From the Journals

New gene signals for asthma-COPD overlap identified


 

A large-scale analysis of the genetic underpinnings of the overlap between asthma and chronic obstructive pulmonary disease (COPD) has identified eight novel signals that may be linked to inflammation and worse asthma outcomes, according to an international team of investigators.

They conducted a genome-wide association study (GWAS) of 8,068 individuals with asthma-COPD overlap (ACO) and 40,360 controls with either asthma or COPD alone and identified genetic variants that could predispose patients to ACO.

The findings by Catherine John, MBBChir, from the University of Leicester, England, and colleagues from Europe, the United States, and Canada were published online in Chest.

“Our study contributes to understanding the genetic landscape of asthma and COPD at the population level,” explained coauthor Lystra P. Hayden, MD, from Brigham and Women’s Hospital and Harvard Medical School, Boston, in an email.

“It provides evidence for shared genetic influence ranging from variants implicated in asthma to those implicated in fixed airflow obstruction and specifically those which influence an intermediate phenotype with features of both, which was the focus of this investigation,” she wrote.

Although the study does not provide sufficient evidence to support patient-level genetic testing for these variants, “it does suggest potential common biological mechanisms underpinning both asthma and COPD, which in the future could inform treatments of people displaying features of both conditions,” Dr.

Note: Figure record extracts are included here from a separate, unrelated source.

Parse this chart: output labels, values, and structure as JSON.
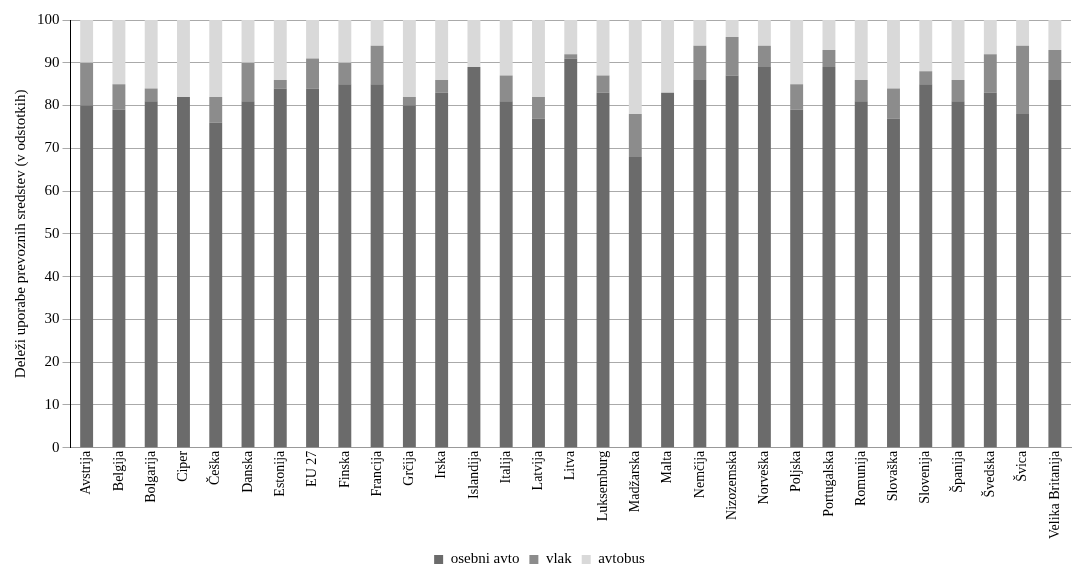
{
  "chart_data": {
    "type": "bar",
    "stacked": true,
    "ylabel": "Deleži uporabe prevoznih sredstev (v odstotkih)",
    "categories": [
      "Avstrija",
      "Belgija",
      "Bolgarija",
      "Ciper",
      "Češka",
      "Danska",
      "Estonija",
      "EU 27",
      "Finska",
      "Francija",
      "Grčija",
      "Irska",
      "Islandija",
      "Italija",
      "Latvija",
      "Litva",
      "Luksemburg",
      "Madžarska",
      "Malta",
      "Nemčija",
      "Nizozemska",
      "Norveška",
      "Poljska",
      "Portugalska",
      "Romunija",
      "Slovaška",
      "Slovenija",
      "Španija",
      "Švedska",
      "Švica",
      "Velika Britanija"
    ],
    "series": [
      {
        "name": "osebni avto",
        "color": "#6b6b6b",
        "values": [
          80,
          79,
          81,
          82,
          76,
          81,
          84,
          84,
          85,
          85,
          80,
          83,
          89,
          81,
          77,
          91,
          83,
          68,
          83,
          86,
          87,
          89,
          79,
          89,
          81,
          77,
          85,
          81,
          83,
          78,
          86
        ]
      },
      {
        "name": "vlak",
        "color": "#8c8c8c",
        "values": [
          10,
          6,
          3,
          0,
          6,
          9,
          2,
          7,
          5,
          9,
          2,
          3,
          0,
          6,
          5,
          1,
          4,
          10,
          0,
          8,
          9,
          5,
          6,
          4,
          5,
          7,
          3,
          5,
          9,
          16,
          7
        ]
      },
      {
        "name": "avtobus",
        "color": "#d9d9d9",
        "values": [
          10,
          15,
          16,
          18,
          18,
          10,
          14,
          9,
          10,
          6,
          18,
          14,
          11,
          13,
          18,
          8,
          13,
          22,
          17,
          6,
          4,
          6,
          15,
          7,
          14,
          16,
          12,
          14,
          8,
          6,
          7
        ]
      }
    ],
    "ylim": [
      0,
      100
    ],
    "yticks": [
      0,
      10,
      20,
      30,
      40,
      50,
      60,
      70,
      80,
      90,
      100
    ],
    "grid": "y",
    "legend": "bottom"
  }
}
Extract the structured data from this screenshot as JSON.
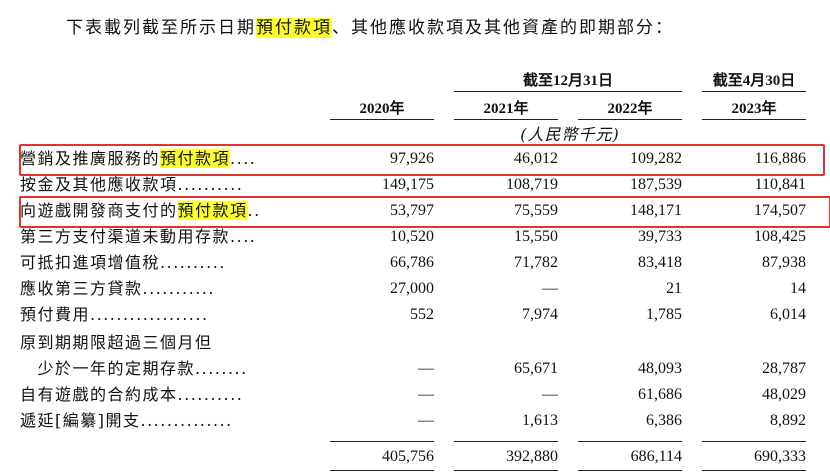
{
  "intro": {
    "before": "下表載列截至所示日期",
    "highlight": "預付款項",
    "after": "、其他應收款項及其他資產的即期部分："
  },
  "header": {
    "group1": "截至12月31日",
    "group2": "截至4月30日",
    "years": [
      "2020年",
      "2021年",
      "2022年",
      "2023年"
    ],
    "unit": "(人民幣千元)"
  },
  "rows": [
    {
      "label": "營銷及推廣服務的",
      "label_highlight": "預付款項",
      "leader": "....",
      "values": [
        "97,926",
        "46,012",
        "109,282",
        "116,886"
      ]
    },
    {
      "label": "按金及其他應收款項",
      "label_highlight": "",
      "leader": "..........",
      "values": [
        "149,175",
        "108,719",
        "187,539",
        "110,841"
      ]
    },
    {
      "label": "向遊戲開發商支付的",
      "label_highlight": "預付款項",
      "leader": "..",
      "values": [
        "53,797",
        "75,559",
        "148,171",
        "174,507"
      ]
    },
    {
      "label": "第三方支付渠道未動用存款",
      "label_highlight": "",
      "leader": "....",
      "values": [
        "10,520",
        "15,550",
        "39,733",
        "108,425"
      ]
    },
    {
      "label": "可抵扣進項增值稅",
      "label_highlight": "",
      "leader": "..........",
      "values": [
        "66,786",
        "71,782",
        "83,418",
        "87,938"
      ]
    },
    {
      "label": "應收第三方貸款",
      "label_highlight": "",
      "leader": "...........",
      "values": [
        "27,000",
        "—",
        "21",
        "14"
      ]
    },
    {
      "label": "預付費用",
      "label_highlight": "",
      "leader": "..................",
      "values": [
        "552",
        "7,974",
        "1,785",
        "6,014"
      ]
    },
    {
      "label": "原到期期限超過三個月但",
      "label_highlight": "",
      "leader": "",
      "values": [
        "",
        "",
        "",
        ""
      ]
    },
    {
      "label": "　少於一年的定期存款",
      "label_highlight": "",
      "leader": "........",
      "values": [
        "—",
        "65,671",
        "48,093",
        "28,787"
      ]
    },
    {
      "label": "自有遊戲的合約成本",
      "label_highlight": "",
      "leader": "..........",
      "values": [
        "—",
        "—",
        "61,686",
        "48,029"
      ]
    },
    {
      "label": "遞延[編纂]開支",
      "label_highlight": "",
      "leader": "..............",
      "values": [
        "—",
        "1,613",
        "6,386",
        "8,892"
      ]
    }
  ],
  "totals": [
    "405,756",
    "392,880",
    "686,114",
    "690,333"
  ],
  "colors": {
    "highlight": "#ffff2a",
    "box": "#e0342f"
  }
}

Hayden said.

Asthma and COPD are distinct conditions but share certain features, such as airflow obstruction, inflammation, and cytokine profiles. Recent studies have suggested that patients with features of both conditions – ACO – have worse outcomes than those with either condition alone.

The authors note that recent guidelines from the Global Initiative for Chronic Obstructive Lung Disease “emphasize that asthma and COPD are different conditions but may coexist in the same patient.”

“One of the things that genetics can do is to see if there is a genetic basis to the etiology of both of these conditions,” said coauthor Sina A. Gharib, MD, professor of pulmonary, critical care, and sleep medicine at the University of Washington, Seattle.

“Are these both just the same disease manifesting differently, or are they two really different diseases? That’s an ongoing controversy, and I don’t think this paper or any other paper that I’ve seen really settles this,” he said in an interview.

He noted that most genetic studies of asthma tend to exclude patients with COPD, and vice versa, because the complexity of the respective phenotypes can make it difficult to draw strong conclusions about genetic contributions to disease etiology.

Dr. Gharib’s group contributed data for the validation portion of the study.

Genetic study

The authors first drew data on the patients with ACO and controls from the UK Biobank and conducted a GWAS using a cutoff P value of less than 5x10-6 to identify “promising” signals that remained significant in analyses comparing patients with ACO with those with asthma alone and with COPD alone.

They then analyzed the variants in 12 independent cohorts and identified 31 variants they deemed to be worth a closer look.

“These signals suggest a spectrum of shared genetic influences, some predominantly influencing asthma (FAM105A, GLB1, PHB, TSLP), others predominantly influencing fixed airflow obstruction (IL17RD, C5orf56, HLA-DQB1). One intergenic signal on chromosome 5 had not been previously associated with asthma, COPD or lung function,” they write.

The investigators also performed subgroup analyses stratified by age of asthma onset and by smoking status.

“We found that for the 31 ACO signals of interest examined, the effect sizes amongst cases with childhood-onset asthma were highly correlated to those with adult onset. Effect sizes in ever- and never-smokers were also closely correlated. Our study suggests that ACO is not due solely to smoking in people with asthma,” Dr. Hayden said.

In addition, they tested variants across a wide range of phenotypes and found that traits of eosinophil counts, atopy, and asthma were prominent.

“Our findings suggest a spectrum of shared genetic influences, from variants predominantly influencing asthma to those predominantly influencing fixed airflow obstruction. We focus on variants that tend towards an intermediate phenotype with features of both asthma and fixed airflow obstruction with pathways implicating innate and adaptive immunity and potentially bone development and signals for which the biology remains unclear,” they write.

While it’s still unclear whether ACO is a distinct entity unto itself, “we do seem to find some signals that seem to be uniquely displayed in this population that has diagnosis of asthma but also has a reduction in lung function that’s not reversible, which is what we see in COPD,” Dr. Gharib said.

Further exploration of the biology of ACO could lead to development of methods to prevent fixed airflow obstruction in patients with asthma, the authors conclude.

The study was supported by BREATHE, the Health Data Research Hub for Respiratory Health in partnership with SAIL Databank. Dr. Hayden and Dr. Gharib reported no relevant financial relationships.

A version of this article first appeared on Medscape.com.